Willem Vrelant Nachfolge, in: Augustinus, "Méditations", 1470-80, Brüssel, KB, ms. 9297-9303, fol. 5


Literarische Interessen des Großbastards
Bei der Aufteilung der Manuskripte in unterschiedliche Textgattungen fällt auf, dass das mit fünfzehn Handschriften am stärksten vertretene Genre aus Texten mit religiösem oder didaktischem Inhalt besteht. Einen zweiten Schwerpunkt bilden elf historiographische bzw. genealogische Werke. Texte antiker und klassischer Autoren oder solche, die wie die Werke des Kirchenvaters Augustinus im Spätmittelalter als klassisch-antik verstanden wurden, sind in der Bibliothek des Großbastards mit acht Manuskripten vertreten. Sieben weitere Handschriften können der Gruppe profaner oder praktisch orientierter Texte zugeordnet werden. Festzuhalten bleibt schließlich, dass sich, soweit man weiß, in der Bibliothek des Großbastards nur ein Roman mittelalterlicher Tradition befand.

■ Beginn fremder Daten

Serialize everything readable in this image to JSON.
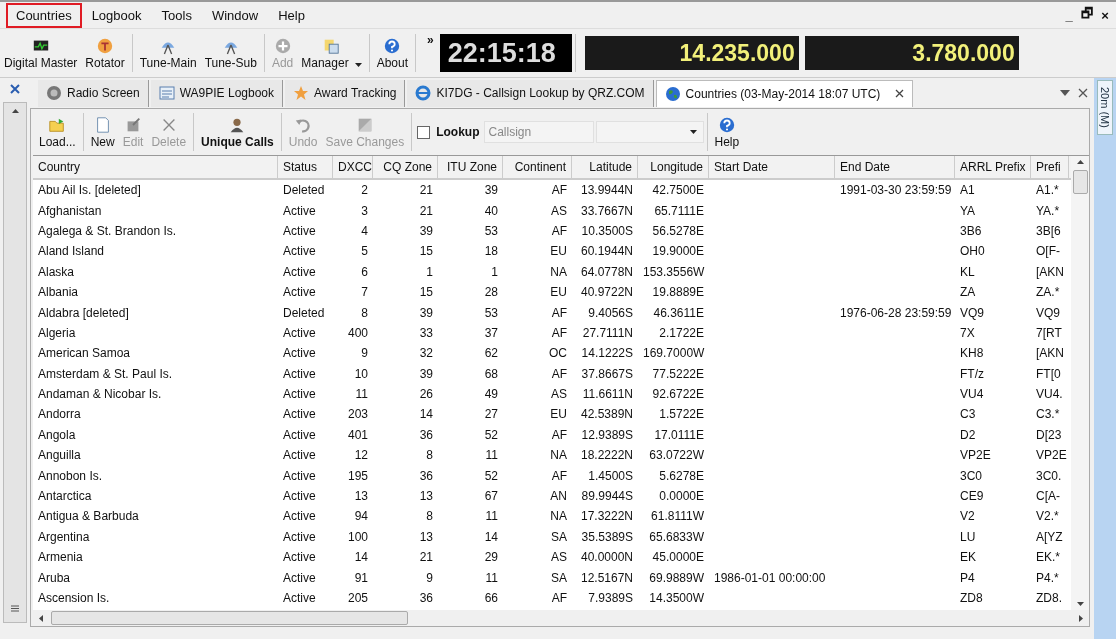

Anton von Burgund stand, wie auch sein Halbbruder Karl der Kühne, als Büchersammler in der Tradition Philipps des Guten. Einige der Texte, die in der Bibliothek des Großbastards in größtenteils illuminierten Abschriften vorlagen, sind dabei im Auftrag seines Vaters oder seines Halbbruders geschrieben, ins Französische übersetzt oder zumindest ihnen gewidmet worden. Für den überwiegenden Teil der im dritten Viertel des 15. Jahrhunderts in die Bibliothek des Anton von Burgund gelangten Handschriften lassen sich darüber hinaus Gegenstücke in den Sammlungen der Herzöge von Burgund finden. Der Großbastard teilte offensichtlich die Leidenschaft seines Vaters für historiographische Texte, und auch die von Philipp dem Guten ebenso wie von seinem Erben Karl dem Kühnen geförderten Übersetzungen antiker Autoren haben in Antons Bibliothek ihren Niederschlag gefunden. Mithin fällt auf, dass er Philipps Faszination für Romane und Epen mittelalterlicher Inspiration nicht teilte.